Dès lors, il est logique que certaines zoonoses – les maladies transmissibles entre les animaux et l’être humain – nous soient arrivées à travers l’élevage mais c’est loin d’être la norme.

Peut-on quantifier le nombre d’épidémies dans l’histoire récente qui nous viennent de l’élevage intensif ?

D. M. : Aujourd’hui, le discours à la mode, qui parle beaucoup aux jeunes générations, vise à remettre en question l’élevage intensif. On veut faire croire que c’est la cause de tout, y compris des épidémies.

Il y a des précédents, certes, mais ce sont des exceptions. J’en vois essentiellement deux. La pandémie grippale à virus influenza A(H1N1) de 2009, par exemple, a été le fruit d’un assemblage viral de plus de dix ans entre des souches virales d’origine aviaire, des souches porcines et une souche humaine qui s’est constitué chez le porc. C’est au sein des élevages porcins qu’il a pu trouver une forme qui s’adapte à nous et qu’il s’est répandu dans la population.

L’autre, c’est le virus Nipah qui a fait une centaine de morts en Malaisie en 1998. Il s’est aussi transmis de la chauve-souris à l’homme à travers des élevages de porcs. Dans ce cas-là, les élevages porcins avaient été construits sur des zones déforestées qui empiétaient sur le milieu naturel des chauves-souris.

Changer notre modèle agricole n’aurait donc pas d’impact sur le risque épidémique ?

D. M. : À mon sens, élevage intensif ou extensif, cela ne change rien. Dans les deux cas, c’est le fait d’être en contact avec les animaux qui explique la transmission, pas leur nombre ou leurs conditions d’élevage. On a même un paradoxe en ce moment avec l’épidémie de grippe aviaire. Elle touche essentiellement le Sud-Ouest parce qu’on y pratique l’élevage de canards en plein air et que le virus vient du monde sauvage. En revanche, les élevages intensifs de volailles, très nombreux dans toute l’Europe, en sont protégés car ils sont confinés.

L’une des explications, c’est que nous sommes sept milliards d’êtres humains contre deux milliards au début du XXe siècle. Nous avons une densité de population beaucoup plus forte et l’augmentation des flux de biens et de personnes permet aux agents infectieux de se répandre en quelques jours sur tous les continents, notamment par les transports aériens.

Ceci étant dit, une épidémie restera un fait exceptionnel et difficile à prévoir, à l’image d’un volcan qui entre en éruption ou d’un séisme.
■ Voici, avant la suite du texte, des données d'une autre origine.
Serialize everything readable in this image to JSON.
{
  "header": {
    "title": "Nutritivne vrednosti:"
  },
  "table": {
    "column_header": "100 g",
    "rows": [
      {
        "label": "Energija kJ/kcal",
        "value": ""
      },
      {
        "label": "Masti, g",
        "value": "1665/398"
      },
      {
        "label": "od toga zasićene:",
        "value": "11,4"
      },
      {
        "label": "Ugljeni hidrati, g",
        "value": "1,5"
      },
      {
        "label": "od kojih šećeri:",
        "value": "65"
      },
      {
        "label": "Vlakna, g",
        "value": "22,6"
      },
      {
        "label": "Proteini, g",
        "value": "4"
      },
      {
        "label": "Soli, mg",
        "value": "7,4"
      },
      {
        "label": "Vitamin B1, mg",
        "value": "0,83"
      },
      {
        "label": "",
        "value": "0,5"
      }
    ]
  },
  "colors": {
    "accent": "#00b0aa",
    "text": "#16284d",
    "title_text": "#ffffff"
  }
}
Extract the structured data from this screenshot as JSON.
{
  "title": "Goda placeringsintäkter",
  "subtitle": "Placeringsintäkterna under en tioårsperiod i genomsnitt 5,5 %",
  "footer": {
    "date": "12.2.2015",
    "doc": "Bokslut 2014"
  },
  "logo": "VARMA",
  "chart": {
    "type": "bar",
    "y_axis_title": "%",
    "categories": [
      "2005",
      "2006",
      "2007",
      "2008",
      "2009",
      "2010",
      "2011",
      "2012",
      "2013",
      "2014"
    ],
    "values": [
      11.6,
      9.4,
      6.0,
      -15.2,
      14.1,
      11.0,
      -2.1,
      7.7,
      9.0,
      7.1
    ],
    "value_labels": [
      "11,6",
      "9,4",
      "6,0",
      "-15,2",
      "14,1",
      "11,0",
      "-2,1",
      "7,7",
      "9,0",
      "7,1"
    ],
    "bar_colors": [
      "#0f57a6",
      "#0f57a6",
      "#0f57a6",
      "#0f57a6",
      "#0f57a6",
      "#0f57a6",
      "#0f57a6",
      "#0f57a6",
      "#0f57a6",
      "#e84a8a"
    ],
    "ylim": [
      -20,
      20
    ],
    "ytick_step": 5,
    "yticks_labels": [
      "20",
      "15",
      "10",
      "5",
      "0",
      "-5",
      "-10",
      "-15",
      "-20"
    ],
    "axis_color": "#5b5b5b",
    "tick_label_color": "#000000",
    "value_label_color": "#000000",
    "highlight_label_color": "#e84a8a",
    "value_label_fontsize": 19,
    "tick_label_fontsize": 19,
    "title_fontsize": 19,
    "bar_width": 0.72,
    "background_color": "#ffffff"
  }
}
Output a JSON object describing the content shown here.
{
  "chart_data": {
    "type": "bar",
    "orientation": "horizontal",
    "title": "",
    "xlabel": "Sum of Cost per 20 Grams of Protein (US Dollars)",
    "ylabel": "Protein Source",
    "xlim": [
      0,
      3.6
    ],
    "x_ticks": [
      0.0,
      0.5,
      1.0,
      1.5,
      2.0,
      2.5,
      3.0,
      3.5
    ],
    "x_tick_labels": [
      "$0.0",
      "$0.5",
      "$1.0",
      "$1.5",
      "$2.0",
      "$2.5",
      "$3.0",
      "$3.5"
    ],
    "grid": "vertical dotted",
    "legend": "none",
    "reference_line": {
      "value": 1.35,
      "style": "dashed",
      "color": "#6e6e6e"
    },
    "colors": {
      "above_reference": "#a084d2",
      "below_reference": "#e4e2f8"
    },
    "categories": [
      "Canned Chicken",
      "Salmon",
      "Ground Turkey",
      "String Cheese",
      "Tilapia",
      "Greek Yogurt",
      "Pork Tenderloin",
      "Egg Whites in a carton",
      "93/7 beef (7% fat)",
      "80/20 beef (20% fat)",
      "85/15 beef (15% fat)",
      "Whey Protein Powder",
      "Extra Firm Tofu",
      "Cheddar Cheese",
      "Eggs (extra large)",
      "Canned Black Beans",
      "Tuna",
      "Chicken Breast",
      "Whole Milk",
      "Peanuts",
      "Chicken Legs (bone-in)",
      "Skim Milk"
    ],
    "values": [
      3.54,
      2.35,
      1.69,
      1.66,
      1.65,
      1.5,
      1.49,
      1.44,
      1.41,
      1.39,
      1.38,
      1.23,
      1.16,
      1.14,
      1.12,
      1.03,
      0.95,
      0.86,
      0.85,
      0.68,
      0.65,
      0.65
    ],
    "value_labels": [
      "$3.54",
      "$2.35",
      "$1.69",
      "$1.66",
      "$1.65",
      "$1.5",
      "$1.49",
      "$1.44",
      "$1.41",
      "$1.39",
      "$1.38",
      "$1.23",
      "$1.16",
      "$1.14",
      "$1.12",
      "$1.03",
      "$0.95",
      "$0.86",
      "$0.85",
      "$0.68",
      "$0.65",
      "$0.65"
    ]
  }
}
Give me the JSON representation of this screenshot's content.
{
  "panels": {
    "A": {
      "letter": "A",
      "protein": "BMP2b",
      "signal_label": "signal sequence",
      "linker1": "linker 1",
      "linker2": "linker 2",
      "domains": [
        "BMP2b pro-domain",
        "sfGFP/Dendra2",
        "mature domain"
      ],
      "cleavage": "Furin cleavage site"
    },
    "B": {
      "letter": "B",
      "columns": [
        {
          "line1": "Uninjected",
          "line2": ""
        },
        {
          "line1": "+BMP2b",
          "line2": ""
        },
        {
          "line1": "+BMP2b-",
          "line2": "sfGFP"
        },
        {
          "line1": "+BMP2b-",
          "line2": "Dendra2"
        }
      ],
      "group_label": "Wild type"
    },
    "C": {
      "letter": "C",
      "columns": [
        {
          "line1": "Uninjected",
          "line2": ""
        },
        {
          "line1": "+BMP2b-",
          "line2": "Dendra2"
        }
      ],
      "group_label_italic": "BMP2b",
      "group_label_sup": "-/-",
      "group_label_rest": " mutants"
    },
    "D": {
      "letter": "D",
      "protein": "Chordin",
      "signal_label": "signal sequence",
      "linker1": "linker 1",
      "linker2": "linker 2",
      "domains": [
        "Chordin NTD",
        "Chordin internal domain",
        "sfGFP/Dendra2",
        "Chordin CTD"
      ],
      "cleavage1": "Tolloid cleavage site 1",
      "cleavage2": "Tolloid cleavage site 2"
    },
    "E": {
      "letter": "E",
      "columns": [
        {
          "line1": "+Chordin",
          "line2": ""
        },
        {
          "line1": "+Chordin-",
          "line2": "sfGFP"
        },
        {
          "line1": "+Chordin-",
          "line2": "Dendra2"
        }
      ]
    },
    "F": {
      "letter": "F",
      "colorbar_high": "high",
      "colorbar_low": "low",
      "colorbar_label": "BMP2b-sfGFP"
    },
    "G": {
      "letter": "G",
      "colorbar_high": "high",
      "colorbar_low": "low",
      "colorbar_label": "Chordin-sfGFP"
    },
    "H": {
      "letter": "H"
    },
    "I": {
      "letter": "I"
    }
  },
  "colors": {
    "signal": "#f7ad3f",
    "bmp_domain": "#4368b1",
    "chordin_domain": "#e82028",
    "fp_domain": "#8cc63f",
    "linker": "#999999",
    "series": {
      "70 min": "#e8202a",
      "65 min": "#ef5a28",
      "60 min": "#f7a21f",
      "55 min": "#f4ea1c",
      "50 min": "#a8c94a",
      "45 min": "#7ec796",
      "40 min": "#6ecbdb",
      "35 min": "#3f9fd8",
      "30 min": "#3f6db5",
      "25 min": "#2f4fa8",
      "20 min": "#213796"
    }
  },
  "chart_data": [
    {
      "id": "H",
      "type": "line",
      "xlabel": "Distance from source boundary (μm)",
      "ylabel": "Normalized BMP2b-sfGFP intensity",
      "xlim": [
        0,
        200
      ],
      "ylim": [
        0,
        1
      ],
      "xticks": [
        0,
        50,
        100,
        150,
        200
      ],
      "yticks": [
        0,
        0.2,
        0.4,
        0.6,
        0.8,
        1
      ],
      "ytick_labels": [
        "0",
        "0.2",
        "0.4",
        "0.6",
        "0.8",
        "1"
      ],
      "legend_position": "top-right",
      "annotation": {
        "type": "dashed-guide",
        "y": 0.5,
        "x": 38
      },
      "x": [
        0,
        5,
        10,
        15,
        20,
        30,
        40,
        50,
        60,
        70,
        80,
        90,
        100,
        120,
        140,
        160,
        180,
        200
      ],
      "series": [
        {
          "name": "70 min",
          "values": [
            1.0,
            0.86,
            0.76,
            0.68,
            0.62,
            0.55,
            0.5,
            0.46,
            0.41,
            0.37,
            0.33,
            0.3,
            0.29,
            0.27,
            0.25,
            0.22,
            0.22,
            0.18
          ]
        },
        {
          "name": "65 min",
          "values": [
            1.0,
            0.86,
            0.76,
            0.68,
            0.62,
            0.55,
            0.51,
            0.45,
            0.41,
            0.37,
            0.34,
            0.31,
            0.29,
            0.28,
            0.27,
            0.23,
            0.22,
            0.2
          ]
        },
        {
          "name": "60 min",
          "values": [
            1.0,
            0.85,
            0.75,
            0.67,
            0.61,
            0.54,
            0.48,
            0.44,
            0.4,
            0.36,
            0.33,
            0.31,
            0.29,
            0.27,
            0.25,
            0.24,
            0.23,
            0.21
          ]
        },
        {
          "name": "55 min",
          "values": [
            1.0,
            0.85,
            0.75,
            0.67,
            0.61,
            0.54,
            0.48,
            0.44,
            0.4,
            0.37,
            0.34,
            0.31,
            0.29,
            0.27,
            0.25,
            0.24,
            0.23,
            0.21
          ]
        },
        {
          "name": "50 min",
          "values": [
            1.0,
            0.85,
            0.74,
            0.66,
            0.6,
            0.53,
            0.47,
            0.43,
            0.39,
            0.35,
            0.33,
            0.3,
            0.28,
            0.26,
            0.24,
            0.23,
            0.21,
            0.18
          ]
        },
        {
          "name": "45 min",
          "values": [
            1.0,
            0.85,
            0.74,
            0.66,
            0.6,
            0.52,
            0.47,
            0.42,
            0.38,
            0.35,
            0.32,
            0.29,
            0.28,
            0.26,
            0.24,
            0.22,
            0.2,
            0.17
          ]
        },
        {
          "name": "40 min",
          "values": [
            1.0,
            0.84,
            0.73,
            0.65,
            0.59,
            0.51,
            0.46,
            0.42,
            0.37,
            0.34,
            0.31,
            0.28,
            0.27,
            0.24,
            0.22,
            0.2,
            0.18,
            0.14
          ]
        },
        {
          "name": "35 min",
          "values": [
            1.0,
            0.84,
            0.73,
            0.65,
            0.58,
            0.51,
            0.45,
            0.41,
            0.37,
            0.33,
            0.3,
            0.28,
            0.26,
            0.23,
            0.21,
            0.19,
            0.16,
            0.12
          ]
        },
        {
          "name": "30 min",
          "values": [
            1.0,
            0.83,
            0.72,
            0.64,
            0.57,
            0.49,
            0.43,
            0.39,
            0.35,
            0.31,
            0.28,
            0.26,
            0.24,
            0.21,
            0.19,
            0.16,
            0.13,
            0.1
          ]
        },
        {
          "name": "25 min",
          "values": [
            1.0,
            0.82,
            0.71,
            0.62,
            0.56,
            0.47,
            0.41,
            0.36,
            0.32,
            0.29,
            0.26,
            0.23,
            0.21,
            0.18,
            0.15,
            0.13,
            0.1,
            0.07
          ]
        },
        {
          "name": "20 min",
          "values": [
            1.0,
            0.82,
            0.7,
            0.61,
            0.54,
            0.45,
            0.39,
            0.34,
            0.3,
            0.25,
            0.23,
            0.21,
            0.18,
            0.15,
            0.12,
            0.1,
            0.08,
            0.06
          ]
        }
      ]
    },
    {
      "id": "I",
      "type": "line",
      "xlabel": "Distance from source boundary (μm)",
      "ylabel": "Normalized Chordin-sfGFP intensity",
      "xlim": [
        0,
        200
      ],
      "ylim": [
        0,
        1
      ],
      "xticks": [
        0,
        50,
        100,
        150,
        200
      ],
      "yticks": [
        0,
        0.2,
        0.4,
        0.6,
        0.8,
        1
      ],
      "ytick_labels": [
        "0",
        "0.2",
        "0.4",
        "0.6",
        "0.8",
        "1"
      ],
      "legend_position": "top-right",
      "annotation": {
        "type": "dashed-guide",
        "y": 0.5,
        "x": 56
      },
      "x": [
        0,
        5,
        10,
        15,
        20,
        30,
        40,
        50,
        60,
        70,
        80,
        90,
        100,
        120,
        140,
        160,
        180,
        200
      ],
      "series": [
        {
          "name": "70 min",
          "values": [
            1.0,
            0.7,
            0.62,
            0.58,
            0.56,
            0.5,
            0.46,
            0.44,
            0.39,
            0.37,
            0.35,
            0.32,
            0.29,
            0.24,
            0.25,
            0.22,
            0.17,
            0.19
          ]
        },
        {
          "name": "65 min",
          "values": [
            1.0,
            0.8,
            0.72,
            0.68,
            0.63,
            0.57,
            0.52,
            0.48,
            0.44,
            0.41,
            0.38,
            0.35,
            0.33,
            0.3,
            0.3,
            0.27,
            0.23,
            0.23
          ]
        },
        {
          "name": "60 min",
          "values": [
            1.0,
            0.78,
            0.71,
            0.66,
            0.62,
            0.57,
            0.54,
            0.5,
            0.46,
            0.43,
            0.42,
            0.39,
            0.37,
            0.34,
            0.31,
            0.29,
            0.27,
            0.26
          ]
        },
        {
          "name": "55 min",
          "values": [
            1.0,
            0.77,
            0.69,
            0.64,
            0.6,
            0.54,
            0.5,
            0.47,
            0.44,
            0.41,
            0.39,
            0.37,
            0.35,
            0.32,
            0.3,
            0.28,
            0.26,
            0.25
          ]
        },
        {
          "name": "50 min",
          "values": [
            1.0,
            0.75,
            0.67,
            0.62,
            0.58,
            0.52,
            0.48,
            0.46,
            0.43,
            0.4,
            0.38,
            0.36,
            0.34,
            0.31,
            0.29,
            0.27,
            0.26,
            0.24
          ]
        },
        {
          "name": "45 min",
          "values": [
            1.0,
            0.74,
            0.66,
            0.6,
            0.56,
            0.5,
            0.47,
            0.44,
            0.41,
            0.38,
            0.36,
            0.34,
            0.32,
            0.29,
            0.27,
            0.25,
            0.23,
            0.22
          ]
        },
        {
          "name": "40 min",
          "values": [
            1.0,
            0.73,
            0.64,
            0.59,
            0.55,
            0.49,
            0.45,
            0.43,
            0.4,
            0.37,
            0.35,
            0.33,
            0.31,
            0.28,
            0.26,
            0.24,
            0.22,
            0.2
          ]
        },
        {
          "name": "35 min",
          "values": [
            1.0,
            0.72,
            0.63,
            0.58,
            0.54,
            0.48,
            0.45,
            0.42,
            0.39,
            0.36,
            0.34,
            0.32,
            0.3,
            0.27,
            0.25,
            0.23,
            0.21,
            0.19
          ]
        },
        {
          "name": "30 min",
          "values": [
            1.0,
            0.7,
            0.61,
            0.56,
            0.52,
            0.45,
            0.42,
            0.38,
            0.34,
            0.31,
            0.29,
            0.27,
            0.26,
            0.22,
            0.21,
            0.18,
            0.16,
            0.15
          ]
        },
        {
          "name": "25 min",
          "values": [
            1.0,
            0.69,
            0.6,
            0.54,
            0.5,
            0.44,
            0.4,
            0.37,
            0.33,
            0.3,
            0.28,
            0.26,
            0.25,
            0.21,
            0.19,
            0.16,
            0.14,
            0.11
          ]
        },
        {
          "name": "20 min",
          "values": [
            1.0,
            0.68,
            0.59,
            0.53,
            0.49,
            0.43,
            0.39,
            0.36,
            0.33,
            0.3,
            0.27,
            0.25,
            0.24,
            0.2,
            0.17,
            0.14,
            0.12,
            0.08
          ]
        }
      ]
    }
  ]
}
Si on en croit les sources historiques écrites datant d’avant le XXe siècle, on remarque qu’il y a trois à quatre épidémies grippales par siècle environ, et ce, bien avant la naissance de notre modèle agricole.

Je pense qu’il faut vivre avec ce risque et répondre sur le plan scientifique. On a déjà réussi à éradiquer des virus, comme la variole (c’était en 1978). C’est un fait exceptionnel, qui n’a été permis que par une volonté de tous les acteurs concernés et une confiance absolue dans la science et dans la vaccination.

NB : L’image est issue d’un article intitulé, Une histoire de cochon : miracle contre l'élevage intensif au XIIIe siècle.